Breger includes a chapter on “Background and Sources”  which provides an excellent survey of current (as of 2000) and likely future directions of psychoanalysis. He supports my own view about the variety of Freud chroniclers: “Within present-day Psychoanalysis there is a wide range of views and positions, from the most devoted to the sharply critical. All these analysts have at least one thing in common: work with patients in analysis and psychotherapy. there is also a large group – philosophers, literary critics, historians, experimental psychologists – who have written about Freud with little or no clinical experience. Each of these commendations brings their strengths and limitations: no position guarantees that the author will arrive at a coherent interpretation of Freud and his work.”(p.375).

Edmundson (2000), in his review of Breger’s biography, says “psychoanalysis has, and probably always will have, its manifest weaknesses, but it still stands as a distinguished secular blend of literature, philosophy and pedagogy that has the power to help people change their lives for the better.” This statement and Breger’s and Edmundson’s view of contemporary psychoanalysis has been challenged by a number of Freud’s critics, the majority of whom are not psychoanalysts. This is a topic which I will return to in future posts, since much has ensued with the psychoanalytic movement since the Breger biography and Mark Edmundson’s review of it.

 

Freud Biographers: Peter Gay and Richard Wollheim

One of the best and most thorough biographies of Freud is Peter Gay’s “A Life for Our Time” (1988). Gay may have been the most qualified of Freud’s biographers as he was trained in psychoanalysis, and was a professional historian and biographer. While some of the most extreme of Freud’s critics argued that Gay was insufficiently critical of psychoanalysis and of Freud’s ideas and his personal behavior, I believe Gay provides a relatively balanced analysis and critique of all of these. At more than 800 pages, Gay’s biography offers considerably more than an introduction to Freud’s life and ideas as well as the development of psychoanalysis. Gay also includes a 38 page biographical essay, which is indispensable for Freudian scholars.

Gregory McNamee, in the March/April, 1989 “Bloomsbury Review”, had this to say about Gay’s biography:

“A library devoted to the work and influence of Freud would be vast, a Borgesian universe; even a modest, basic collection would number many dozens of volumes, the most important of them written by the prolific Freud himself. That basic library should now include Peter Gay’s new biography “Freud: A Life For Our Time”.”

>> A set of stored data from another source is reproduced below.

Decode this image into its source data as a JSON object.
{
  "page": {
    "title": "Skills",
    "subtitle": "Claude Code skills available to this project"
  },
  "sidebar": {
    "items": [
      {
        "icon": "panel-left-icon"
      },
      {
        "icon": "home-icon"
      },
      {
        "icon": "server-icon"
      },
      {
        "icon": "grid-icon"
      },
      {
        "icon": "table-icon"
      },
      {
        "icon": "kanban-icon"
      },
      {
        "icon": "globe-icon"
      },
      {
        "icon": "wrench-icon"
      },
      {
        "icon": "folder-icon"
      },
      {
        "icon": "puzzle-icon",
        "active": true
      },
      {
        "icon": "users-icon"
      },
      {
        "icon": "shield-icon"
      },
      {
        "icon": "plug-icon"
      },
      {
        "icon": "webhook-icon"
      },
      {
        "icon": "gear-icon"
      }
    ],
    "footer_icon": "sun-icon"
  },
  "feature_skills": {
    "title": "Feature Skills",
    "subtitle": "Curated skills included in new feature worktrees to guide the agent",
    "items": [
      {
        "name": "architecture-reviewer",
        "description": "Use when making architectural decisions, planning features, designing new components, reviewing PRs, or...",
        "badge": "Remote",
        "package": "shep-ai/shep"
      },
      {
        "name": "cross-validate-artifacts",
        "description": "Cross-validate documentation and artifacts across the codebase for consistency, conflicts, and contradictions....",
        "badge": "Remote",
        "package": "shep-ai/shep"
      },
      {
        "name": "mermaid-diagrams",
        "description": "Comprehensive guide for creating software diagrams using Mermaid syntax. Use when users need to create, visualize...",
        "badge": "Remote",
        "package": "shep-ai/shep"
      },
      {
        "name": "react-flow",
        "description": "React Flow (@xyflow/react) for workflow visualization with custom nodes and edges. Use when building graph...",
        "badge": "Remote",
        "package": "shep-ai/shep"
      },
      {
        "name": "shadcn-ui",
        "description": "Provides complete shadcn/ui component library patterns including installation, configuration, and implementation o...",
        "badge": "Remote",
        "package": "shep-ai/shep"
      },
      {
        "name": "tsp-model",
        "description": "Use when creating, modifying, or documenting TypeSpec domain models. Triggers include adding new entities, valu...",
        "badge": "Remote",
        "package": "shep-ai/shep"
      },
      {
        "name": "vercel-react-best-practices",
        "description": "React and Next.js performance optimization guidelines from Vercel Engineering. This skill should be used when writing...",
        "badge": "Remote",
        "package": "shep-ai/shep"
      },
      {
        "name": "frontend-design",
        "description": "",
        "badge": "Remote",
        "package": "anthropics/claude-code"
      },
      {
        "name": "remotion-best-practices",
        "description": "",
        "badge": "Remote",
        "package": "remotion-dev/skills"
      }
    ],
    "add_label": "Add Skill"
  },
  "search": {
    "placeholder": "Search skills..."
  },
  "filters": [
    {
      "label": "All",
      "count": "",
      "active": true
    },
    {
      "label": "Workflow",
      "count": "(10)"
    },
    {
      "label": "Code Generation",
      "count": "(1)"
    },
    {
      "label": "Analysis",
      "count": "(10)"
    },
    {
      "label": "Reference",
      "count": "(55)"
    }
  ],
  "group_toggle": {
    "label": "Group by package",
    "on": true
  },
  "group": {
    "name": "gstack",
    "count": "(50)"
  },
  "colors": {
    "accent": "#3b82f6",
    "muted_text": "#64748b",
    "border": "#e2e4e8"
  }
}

Richard Wollheim, in his Preface to the second edition  of “Freud” (1991), says, “Gay’s biography is a magisterial work. It invites comparison to, though it is ultimately incommensurable with, Ernest Jones’s great three-volume biography. Jones had the inestimable advantage of having lived within Freud’s intimate circle for several decades. Another difference between Jones and Gay lies in their general biographical strategies. Jones was evenhanded between life and thought, and the result is a huge sandwich in which the two alternate. By contrast Gay adopted the plan of alternating life and thought. In tracing Freud’s formation, Gay is able to balance internal, or psychological, factors, or the events of the time, into which, as an accomplished historian, he has excellent insight.”

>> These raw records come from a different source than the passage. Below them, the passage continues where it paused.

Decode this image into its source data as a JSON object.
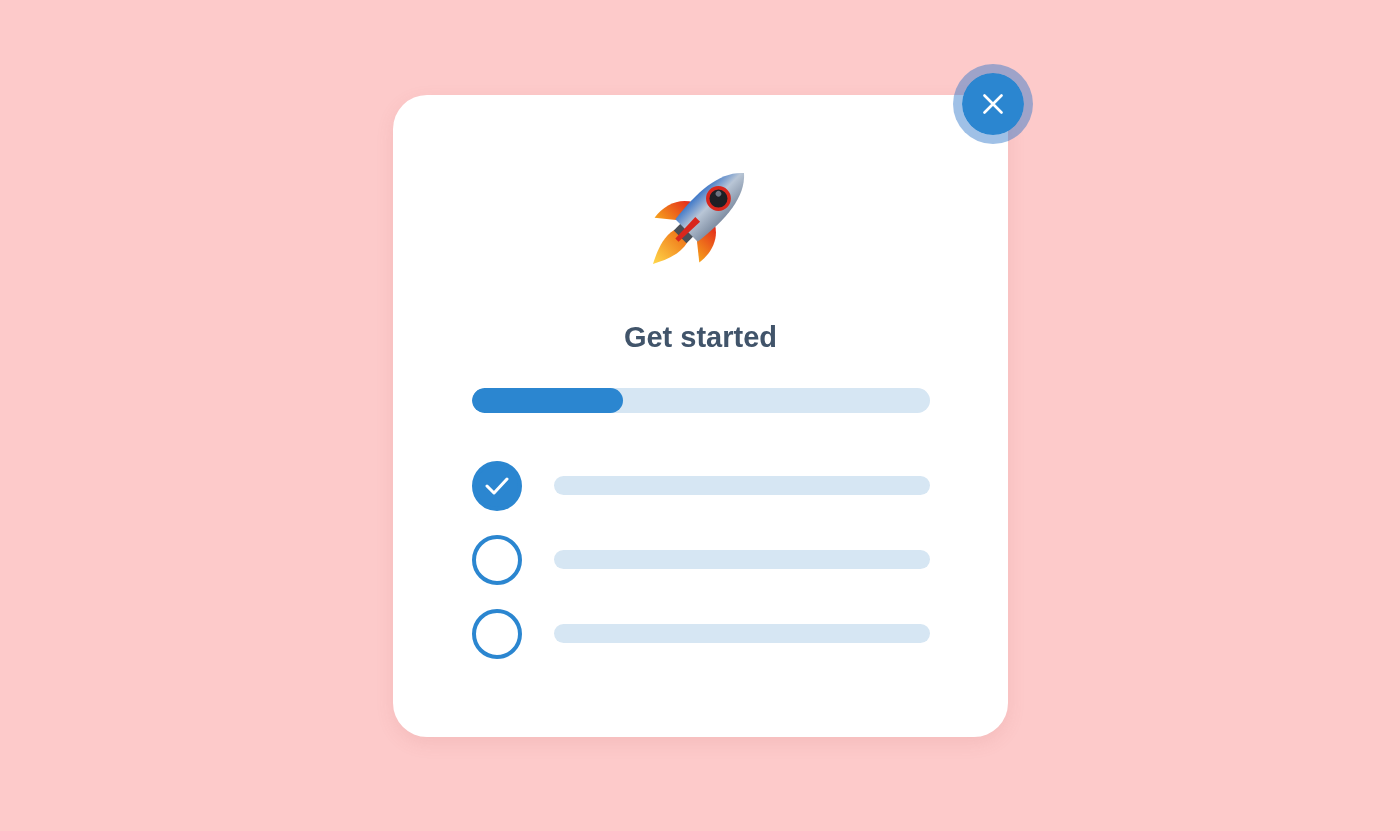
{
  "dialog": {
    "title": "Get started",
    "progress": {
      "level": 0.33
    },
    "checklist": [
      {
        "checked": true
      },
      {
        "checked": false
      },
      {
        "checked": false
      }
    ]
  }
}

Wollheim’s biography, originally written in 1971, with a 1991 second edition is , perhaps, the best brief introduction to Freud’s life and thought, and the development of psychoanalysis. I would recommend Wollheim’s “Freud” for it’s analytic strength and fair treatment of the many strengths and weaknesses of Freud himself, as well as the project and prospects of psychoanalysis.

A number of more recent biographies of Freud have used the Jones and Gay biographies as well as that of Wollheim in building their own projects.